Bello, Andrés (1781–1865)
Bello, Andrés (1781–1865)
Andrés Bello (b. 29 November 1781; d. 15 October 1865), Venezuelan polymath and public servant, the most distinguished Latin American intellectual of his (and perhaps any other) century. Born and educated in Caracas, Bello accompanied Simón Bolívar (1783–1830), whom he had briefly taught, as a member of the first Venezuelan diplomatic mission to Britain (1810). The collapse of the Venezuelan Republic stranded him in London, where he lived, often penuriously, for more than eighteen years. In the 1820s he coedited the influential Spanish-American journals La Biblioteca Americana (1823) and El Repertorio Americano (1826–1827), and worked as an official of the Chilean and Colombian legations. At the invitation of the Chilean government, he moved to Santiago in 1829. He was employed thereafter as senior official in the foreign ministry, as editor of the government gazette El Araucano, and as first rector of the newly founded University of Chile (1843–1865)—still colloquially known in Chile as la casa de Bello (Bello's house). He was a senator from 1837 to his death.

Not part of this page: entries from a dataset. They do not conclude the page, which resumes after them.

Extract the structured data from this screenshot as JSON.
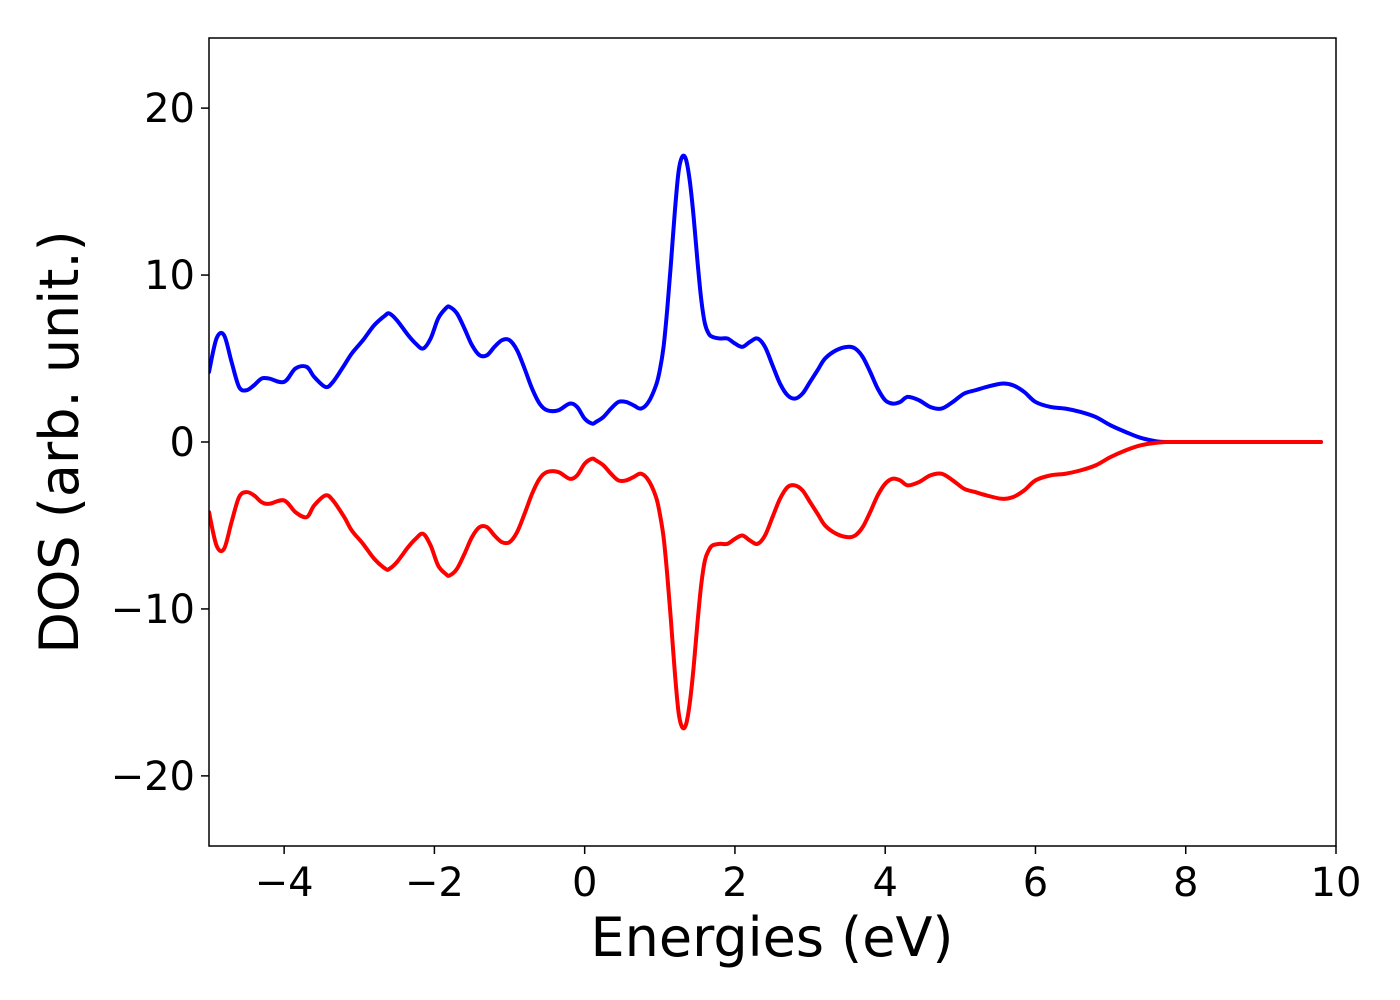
{
  "chart_data": {
    "type": "line",
    "title": "",
    "xlabel": "Energies (eV)",
    "ylabel": "DOS (arb. unit.)",
    "xlim": [
      -5,
      10
    ],
    "ylim": [
      -24.2,
      24.2
    ],
    "xticks": [
      -4,
      -2,
      0,
      2,
      4,
      6,
      8,
      10
    ],
    "xtick_labels": [
      "−4",
      "−2",
      "0",
      "2",
      "4",
      "6",
      "8",
      "10"
    ],
    "yticks": [
      -20,
      -10,
      0,
      10,
      20
    ],
    "ytick_labels": [
      "−20",
      "−10",
      "0",
      "10",
      "20"
    ],
    "grid": false,
    "legend": "none",
    "series": [
      {
        "color": "#0000ff",
        "x": [
          -5.0,
          -4.9,
          -4.8,
          -4.7,
          -4.6,
          -4.5,
          -4.4,
          -4.3,
          -4.2,
          -4.0,
          -3.85,
          -3.7,
          -3.6,
          -3.45,
          -3.35,
          -3.2,
          -3.1,
          -2.95,
          -2.8,
          -2.65,
          -2.6,
          -2.5,
          -2.35,
          -2.25,
          -2.15,
          -2.05,
          -1.95,
          -1.85,
          -1.8,
          -1.7,
          -1.6,
          -1.5,
          -1.4,
          -1.3,
          -1.2,
          -1.1,
          -1.0,
          -0.9,
          -0.8,
          -0.7,
          -0.6,
          -0.5,
          -0.35,
          -0.2,
          -0.1,
          0.0,
          0.1,
          0.15,
          0.25,
          0.35,
          0.45,
          0.55,
          0.65,
          0.75,
          0.85,
          0.95,
          1.0,
          1.05,
          1.1,
          1.15,
          1.2,
          1.25,
          1.3,
          1.35,
          1.4,
          1.45,
          1.5,
          1.55,
          1.6,
          1.65,
          1.7,
          1.8,
          1.9,
          2.0,
          2.1,
          2.2,
          2.3,
          2.4,
          2.5,
          2.6,
          2.7,
          2.8,
          2.9,
          3.0,
          3.1,
          3.2,
          3.35,
          3.5,
          3.6,
          3.7,
          3.8,
          3.9,
          4.0,
          4.1,
          4.2,
          4.3,
          4.45,
          4.6,
          4.75,
          4.9,
          5.05,
          5.2,
          5.35,
          5.55,
          5.7,
          5.85,
          6.0,
          6.2,
          6.4,
          6.6,
          6.8,
          7.0,
          7.2,
          7.4,
          7.6,
          7.75,
          7.9,
          8.2,
          9.0,
          9.8
        ],
        "y": [
          4.2,
          6.2,
          6.4,
          4.8,
          3.3,
          3.1,
          3.4,
          3.8,
          3.8,
          3.6,
          4.4,
          4.5,
          3.9,
          3.3,
          3.6,
          4.6,
          5.3,
          6.1,
          7.0,
          7.6,
          7.7,
          7.3,
          6.4,
          5.9,
          5.6,
          6.2,
          7.4,
          8.0,
          8.1,
          7.7,
          6.8,
          5.8,
          5.2,
          5.2,
          5.7,
          6.1,
          6.1,
          5.5,
          4.4,
          3.2,
          2.3,
          1.9,
          1.9,
          2.3,
          2.1,
          1.4,
          1.1,
          1.2,
          1.5,
          2.0,
          2.4,
          2.4,
          2.2,
          2.0,
          2.4,
          3.4,
          4.3,
          5.7,
          8.0,
          10.8,
          13.8,
          16.2,
          17.1,
          16.9,
          15.6,
          13.5,
          10.9,
          8.6,
          7.1,
          6.5,
          6.3,
          6.2,
          6.2,
          5.9,
          5.7,
          6.0,
          6.2,
          5.7,
          4.6,
          3.5,
          2.8,
          2.6,
          2.9,
          3.6,
          4.3,
          5.0,
          5.5,
          5.7,
          5.6,
          5.1,
          4.2,
          3.2,
          2.5,
          2.3,
          2.4,
          2.7,
          2.5,
          2.1,
          2.0,
          2.4,
          2.9,
          3.1,
          3.3,
          3.5,
          3.4,
          3.0,
          2.4,
          2.1,
          2.0,
          1.8,
          1.5,
          1.0,
          0.6,
          0.25,
          0.05,
          0.0,
          0.0,
          0.0,
          0.0,
          0.0
        ]
      },
      {
        "color": "#ff0000",
        "x": [
          -5.0,
          -4.9,
          -4.8,
          -4.7,
          -4.6,
          -4.5,
          -4.4,
          -4.3,
          -4.2,
          -4.0,
          -3.85,
          -3.7,
          -3.6,
          -3.45,
          -3.35,
          -3.2,
          -3.1,
          -2.95,
          -2.8,
          -2.65,
          -2.6,
          -2.5,
          -2.35,
          -2.25,
          -2.15,
          -2.05,
          -1.95,
          -1.85,
          -1.8,
          -1.7,
          -1.6,
          -1.5,
          -1.4,
          -1.3,
          -1.2,
          -1.1,
          -1.0,
          -0.9,
          -0.8,
          -0.7,
          -0.6,
          -0.5,
          -0.35,
          -0.2,
          -0.1,
          0.0,
          0.1,
          0.15,
          0.25,
          0.35,
          0.45,
          0.55,
          0.65,
          0.75,
          0.85,
          0.95,
          1.0,
          1.05,
          1.1,
          1.15,
          1.2,
          1.25,
          1.3,
          1.35,
          1.4,
          1.45,
          1.5,
          1.55,
          1.6,
          1.65,
          1.7,
          1.8,
          1.9,
          2.0,
          2.1,
          2.2,
          2.3,
          2.4,
          2.5,
          2.6,
          2.7,
          2.8,
          2.9,
          3.0,
          3.1,
          3.2,
          3.35,
          3.5,
          3.6,
          3.7,
          3.8,
          3.9,
          4.0,
          4.1,
          4.2,
          4.3,
          4.45,
          4.6,
          4.75,
          4.9,
          5.05,
          5.2,
          5.35,
          5.55,
          5.7,
          5.85,
          6.0,
          6.2,
          6.4,
          6.6,
          6.8,
          7.0,
          7.2,
          7.4,
          7.6,
          7.75,
          7.9,
          8.2,
          9.0,
          9.8
        ],
        "y": [
          -4.2,
          -6.2,
          -6.4,
          -4.8,
          -3.3,
          -3.0,
          -3.2,
          -3.6,
          -3.7,
          -3.5,
          -4.2,
          -4.5,
          -3.8,
          -3.2,
          -3.5,
          -4.5,
          -5.3,
          -6.1,
          -7.0,
          -7.6,
          -7.6,
          -7.2,
          -6.3,
          -5.8,
          -5.5,
          -6.2,
          -7.4,
          -7.9,
          -8.0,
          -7.6,
          -6.7,
          -5.7,
          -5.1,
          -5.1,
          -5.6,
          -6.0,
          -6.0,
          -5.4,
          -4.3,
          -3.1,
          -2.2,
          -1.8,
          -1.8,
          -2.2,
          -2.0,
          -1.3,
          -1.0,
          -1.1,
          -1.4,
          -1.9,
          -2.3,
          -2.3,
          -2.1,
          -1.9,
          -2.3,
          -3.3,
          -4.3,
          -5.7,
          -8.0,
          -10.8,
          -13.8,
          -16.2,
          -17.1,
          -16.9,
          -15.6,
          -13.5,
          -10.9,
          -8.6,
          -7.1,
          -6.5,
          -6.2,
          -6.1,
          -6.1,
          -5.8,
          -5.6,
          -5.9,
          -6.1,
          -5.6,
          -4.5,
          -3.4,
          -2.7,
          -2.6,
          -2.9,
          -3.6,
          -4.3,
          -5.0,
          -5.5,
          -5.7,
          -5.6,
          -5.1,
          -4.2,
          -3.2,
          -2.5,
          -2.2,
          -2.3,
          -2.6,
          -2.4,
          -2.0,
          -1.9,
          -2.3,
          -2.8,
          -3.0,
          -3.2,
          -3.4,
          -3.3,
          -2.9,
          -2.3,
          -2.0,
          -1.9,
          -1.7,
          -1.4,
          -0.9,
          -0.5,
          -0.2,
          -0.05,
          0.0,
          0.0,
          0.0,
          0.0,
          0.0
        ]
      }
    ]
  }
}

The extraordinary range of Bello's genius was reflected in prolific writings on international and Roman law, philosophy, literature, drama, grammar, and science. His poems, especially the two great London poems, "Alocución a la poesía" (Allocution to Poetry, 1823), and "A la agricultura de la zona tórrida" (Agriculture in the Torrid Zone, 1826), have often been seen as the true starting point of all post-colonial Latin American literature. Bello's work as a jurist was crowned by his single-handed authorship of the classic Civil Code of the Republic of Chile (1855). His numerous writings on language culminated in the Gramática de la lengua castellana destinada al uso de los americanos (Grammar of the Spanish Language for the Use of Americans, 1847), which won him honorary membership in the Real Academia in Spain. He made radical proposals to modify the orthography of Spanish; several features of his scheme remained in use in Chile until around 1910. His guidance also shaped a school of Chilean historians.
Bello's influence on the intellectual life of nineteenth-century Chile is incalculable. At the heart of all Bello's work lay the belief that Latin America, now politically free, needed to create its own cultural and intellectual traditions, traditions that would be authentically Latin American, without repudiating the achievements of European civilization. At his funeral in 1865 the scientist Ignacio Domeyko (1801–1889) doubted "that one man, in one lifetime, could know so much, could do so much, could love so much." Bello's bicentennial in 1981 was extensively commemorated throughout Spanish America.
See alsoChile: The Nineteenth Century; Literature: Spanish America.
BIBLIOGRAPHY
Rafael Caldera, Andrés Bello, translated by John Street (1977).
John Lynch, ed., Andrés Bello: The London Years (1982).
Additional Bibliography
Jaksic, Ivan. Andrés Bello: Scholarship and Nation-Building in Nineteenth-Century Latin America. New York: Cambridge University Press, 2001.